Stacy later accepted a position as a therapist at a rape crisis center in Lubbock, Texas.

“I ended up working with victims of sex trafficking,” Stacy said. “I did research and I ended up training people, working with the FBI and Homeland Security and began to testify as an expert witness in court cases as to the effects of sexual assault.”

It was challenging, amazing, difficult and all-consuming work that stressed her and her family. She resigned.

“I was pretty sure I would never practice again,” Stacy said, “but apparently the Lord thinks this is what I need to do. Somebody came to me and said, ‘Hey, can you at least see these two kids for me this summer?’ And eight years later, I’m still in private practice and picking up some more consultation and legal work.”

Doing the Next Brave Thing

She is a member of the Texas governor’s task force to address sexual assault and a member of the survivor advisory board of the Texas Association Against Sexual Assault.

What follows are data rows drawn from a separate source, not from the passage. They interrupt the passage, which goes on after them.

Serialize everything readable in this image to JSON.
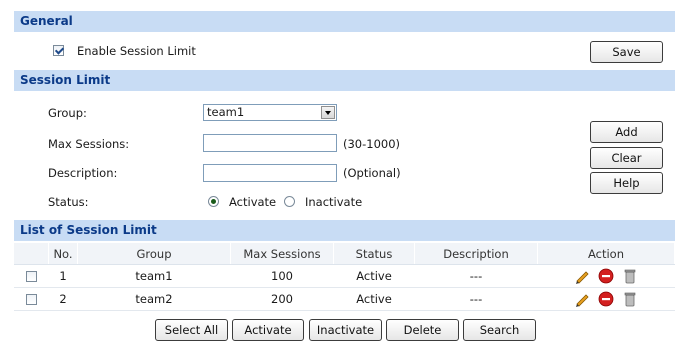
{
  "general": {
    "header": "General",
    "enable_session_limit_label": "Enable Session Limit",
    "enable_session_limit_checked": true,
    "save_label": "Save"
  },
  "session_limit": {
    "header": "Session Limit",
    "group_label": "Group:",
    "group_value": "team1",
    "max_sessions_label": "Max Sessions:",
    "max_sessions_value": "",
    "max_sessions_hint": "(30-1000)",
    "description_label": "Description:",
    "description_value": "",
    "description_hint": "(Optional)",
    "status_label": "Status:",
    "status_activate": "Activate",
    "status_inactivate": "Inactivate",
    "status_selected": "Activate",
    "add_label": "Add",
    "clear_label": "Clear",
    "help_label": "Help"
  },
  "list": {
    "header": "List of Session Limit",
    "columns": [
      "No.",
      "Group",
      "Max Sessions",
      "Status",
      "Description",
      "Action"
    ],
    "rows": [
      {
        "no": "1",
        "group": "team1",
        "max_sessions": "100",
        "status": "Active",
        "description": "---"
      },
      {
        "no": "2",
        "group": "team2",
        "max_sessions": "200",
        "status": "Active",
        "description": "---"
      }
    ],
    "row_icons": [
      "edit-pencil-icon",
      "disable-icon",
      "delete-trash-icon"
    ]
  },
  "bottom_buttons": {
    "select_all": "Select All",
    "activate": "Activate",
    "inactivate": "Inactivate",
    "delete": "Delete",
    "search": "Search"
  },
  "colors": {
    "section_header_bg": "#c8dcf4",
    "section_header_text": "#0b3a88"
  }
}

She’s also a member of the Association of Family and Conciliation Courts. She considers the Papes true parents, and they often spend time together. Jesse walked her down the aisle when she remarried. They have known her children and grandchildren like they know their own.

Their consistency made a significant difference in Stacy’s life and in the lives of her children and grandchildren. Back in Florida, as a mistrustful, angry teenager, Stacy never dreamed of the fulfilling work she’s doing now, the rewarding family life she would enjoy or the honors she would receive.

“It was literally one micro decision after another that got me here,” she said. “Not any big, huge thing. It’s always about just doing the next brave thing.”

A Note About Girlstown

Girlstown, USA, was part of the Boys Ranch mission for many years.

Houseparents Sandra and Jesse Pape moved from Girlstown. They now live and work with girls at Romersi Three Home at Boys Ranch.